Bored at work, as we all get from time to time I thought I’d download a game to my phone. Any game, I genuinely didn’t mind, I just wanted a distraction. So this simple car game pops up. It’s non demanding to say the least, so I figure it’s perfect for whiling away a few moments. Just in case I was about to download the mother of all crap games I thought,’Hey! Why not skim read a few of the reviews?’ So I did.
The first four reviews were from ten year olds and it was their expectations that have prompted this writing.
None disputed the concept of the game, nor did they really mind it’s approach. What they all did comment on to some length was….it wasn’t realistic enough.
Phrases like,’ the backgrounds could have been more realistic and the cars could have had a lot more detail and more realism’ were banded about and were obviously of importance to these game players.
What’s interesting though is the idea that where they are isn’t rea in the first place.

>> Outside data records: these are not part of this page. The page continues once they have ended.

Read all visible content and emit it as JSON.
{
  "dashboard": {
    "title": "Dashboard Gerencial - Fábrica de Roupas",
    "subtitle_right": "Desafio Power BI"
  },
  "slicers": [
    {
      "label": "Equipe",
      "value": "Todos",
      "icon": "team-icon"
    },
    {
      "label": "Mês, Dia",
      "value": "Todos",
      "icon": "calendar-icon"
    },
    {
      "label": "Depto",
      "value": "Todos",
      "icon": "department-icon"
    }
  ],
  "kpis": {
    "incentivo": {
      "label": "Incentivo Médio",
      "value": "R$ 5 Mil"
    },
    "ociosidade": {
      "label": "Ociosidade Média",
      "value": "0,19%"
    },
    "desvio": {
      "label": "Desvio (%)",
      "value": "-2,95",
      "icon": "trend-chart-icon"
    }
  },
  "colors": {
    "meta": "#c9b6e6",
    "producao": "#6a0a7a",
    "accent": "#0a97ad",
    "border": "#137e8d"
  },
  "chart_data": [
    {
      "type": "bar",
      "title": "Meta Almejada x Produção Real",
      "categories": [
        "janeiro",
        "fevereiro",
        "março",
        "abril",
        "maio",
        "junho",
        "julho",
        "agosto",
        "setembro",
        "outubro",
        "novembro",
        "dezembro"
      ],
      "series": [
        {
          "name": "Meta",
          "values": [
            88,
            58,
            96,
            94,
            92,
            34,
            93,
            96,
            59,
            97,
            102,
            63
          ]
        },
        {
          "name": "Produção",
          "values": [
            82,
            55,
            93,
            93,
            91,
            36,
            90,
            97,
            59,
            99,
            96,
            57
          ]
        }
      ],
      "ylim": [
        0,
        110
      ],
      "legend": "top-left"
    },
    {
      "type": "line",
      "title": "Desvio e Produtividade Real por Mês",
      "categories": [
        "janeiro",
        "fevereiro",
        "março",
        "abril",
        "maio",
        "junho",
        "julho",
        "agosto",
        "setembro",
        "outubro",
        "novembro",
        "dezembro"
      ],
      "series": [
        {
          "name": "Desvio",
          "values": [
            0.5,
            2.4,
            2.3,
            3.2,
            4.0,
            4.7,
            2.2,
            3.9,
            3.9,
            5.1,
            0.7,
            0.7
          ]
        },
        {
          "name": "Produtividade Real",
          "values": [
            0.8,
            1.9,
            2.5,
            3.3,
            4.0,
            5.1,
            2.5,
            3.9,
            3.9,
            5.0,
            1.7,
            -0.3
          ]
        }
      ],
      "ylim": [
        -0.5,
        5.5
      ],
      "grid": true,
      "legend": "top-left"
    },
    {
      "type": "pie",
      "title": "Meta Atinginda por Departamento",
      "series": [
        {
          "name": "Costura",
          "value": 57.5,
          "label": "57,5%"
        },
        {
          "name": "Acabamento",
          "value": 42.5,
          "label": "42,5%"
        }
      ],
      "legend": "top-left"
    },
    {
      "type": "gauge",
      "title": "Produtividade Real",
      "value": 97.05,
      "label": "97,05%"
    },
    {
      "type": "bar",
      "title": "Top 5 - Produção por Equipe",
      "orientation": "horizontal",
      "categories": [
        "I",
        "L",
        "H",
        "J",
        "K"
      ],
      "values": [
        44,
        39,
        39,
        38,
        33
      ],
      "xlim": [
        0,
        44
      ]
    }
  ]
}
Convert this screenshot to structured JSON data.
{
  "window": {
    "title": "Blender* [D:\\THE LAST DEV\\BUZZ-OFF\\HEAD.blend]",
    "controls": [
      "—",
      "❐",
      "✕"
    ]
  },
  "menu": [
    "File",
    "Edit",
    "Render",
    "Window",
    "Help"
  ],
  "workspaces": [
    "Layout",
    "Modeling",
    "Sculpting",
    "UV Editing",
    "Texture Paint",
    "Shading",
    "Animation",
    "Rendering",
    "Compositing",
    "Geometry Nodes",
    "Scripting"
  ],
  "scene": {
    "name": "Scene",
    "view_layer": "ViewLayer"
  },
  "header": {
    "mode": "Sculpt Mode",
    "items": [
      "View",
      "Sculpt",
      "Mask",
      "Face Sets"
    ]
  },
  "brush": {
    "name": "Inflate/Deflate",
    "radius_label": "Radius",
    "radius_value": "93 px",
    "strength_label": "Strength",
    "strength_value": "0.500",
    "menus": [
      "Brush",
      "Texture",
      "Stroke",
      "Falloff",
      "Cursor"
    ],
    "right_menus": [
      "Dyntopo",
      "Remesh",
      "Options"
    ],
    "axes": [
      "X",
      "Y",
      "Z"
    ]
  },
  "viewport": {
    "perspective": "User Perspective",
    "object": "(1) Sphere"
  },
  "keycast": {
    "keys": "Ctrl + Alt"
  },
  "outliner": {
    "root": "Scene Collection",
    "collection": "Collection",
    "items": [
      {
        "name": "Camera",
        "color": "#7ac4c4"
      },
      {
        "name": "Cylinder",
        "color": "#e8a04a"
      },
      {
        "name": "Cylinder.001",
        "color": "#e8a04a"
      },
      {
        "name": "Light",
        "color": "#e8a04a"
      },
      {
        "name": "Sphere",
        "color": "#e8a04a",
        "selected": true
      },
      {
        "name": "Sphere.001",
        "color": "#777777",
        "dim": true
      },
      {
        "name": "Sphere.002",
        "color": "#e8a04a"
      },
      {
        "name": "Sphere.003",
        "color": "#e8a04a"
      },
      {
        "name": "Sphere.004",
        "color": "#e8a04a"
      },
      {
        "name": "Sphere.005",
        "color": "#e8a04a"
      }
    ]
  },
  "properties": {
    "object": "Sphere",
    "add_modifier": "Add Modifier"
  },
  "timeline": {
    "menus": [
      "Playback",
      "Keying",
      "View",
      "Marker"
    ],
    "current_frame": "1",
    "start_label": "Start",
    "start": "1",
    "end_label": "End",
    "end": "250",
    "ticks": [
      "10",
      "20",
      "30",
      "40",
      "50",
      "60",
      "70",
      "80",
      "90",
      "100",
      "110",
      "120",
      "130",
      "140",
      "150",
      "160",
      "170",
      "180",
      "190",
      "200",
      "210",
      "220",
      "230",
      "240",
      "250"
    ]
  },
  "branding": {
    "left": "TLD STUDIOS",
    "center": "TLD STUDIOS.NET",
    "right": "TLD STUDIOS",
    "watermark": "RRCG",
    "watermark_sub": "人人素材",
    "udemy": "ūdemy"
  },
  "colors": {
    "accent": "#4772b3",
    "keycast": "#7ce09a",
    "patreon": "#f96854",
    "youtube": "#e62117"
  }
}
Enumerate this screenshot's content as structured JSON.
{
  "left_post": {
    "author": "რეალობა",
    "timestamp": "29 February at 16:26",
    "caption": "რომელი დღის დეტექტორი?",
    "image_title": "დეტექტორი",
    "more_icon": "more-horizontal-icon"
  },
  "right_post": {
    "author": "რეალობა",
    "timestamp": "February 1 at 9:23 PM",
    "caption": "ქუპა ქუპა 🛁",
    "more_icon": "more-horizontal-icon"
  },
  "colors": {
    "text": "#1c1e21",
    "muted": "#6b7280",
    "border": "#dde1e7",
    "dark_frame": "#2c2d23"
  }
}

It’s not here. It’s in a phone or a laptop, like, technically this article doesn’t exist, in reality it exists only in a computer.
Yet their demand for realism was ,and is, paramount.
This is given a further twist of weirdness when you watch a lot of the military games. The realism is there in a few, but equally a lot have sanitised the killing. There’s often no blood….so there is already a muted realism.
So what? It’s only a game right?
Yep, it is, but like all of the twisted and intriguing strangeness the Internet has brought us it is maybe a small indication of where we’re heading.
No longer will generations in the not too distant future have just one reality. They will have several.
There are already dating sites you can date as an avatar. There you can be what the fuck you want. Male can be female, female can male and all points in between.
You can travel the world on Google maps and walk cities from the comfort of your living room.
And this is kinda cool yet our grandparents wouldn’t have believed it possible,
it’s all happened so fast.
The demand for realism from these ten year olds is, when you think about it, quite reasonable. The sad part about it is that the real human world they are growing up in is so unstable their demand for a ‘realistic’ alternative becomes immediately understandable.
A world where anything is possible…..and ironically in the real human world, anything still is possible…. We’ve just stopped believing it is.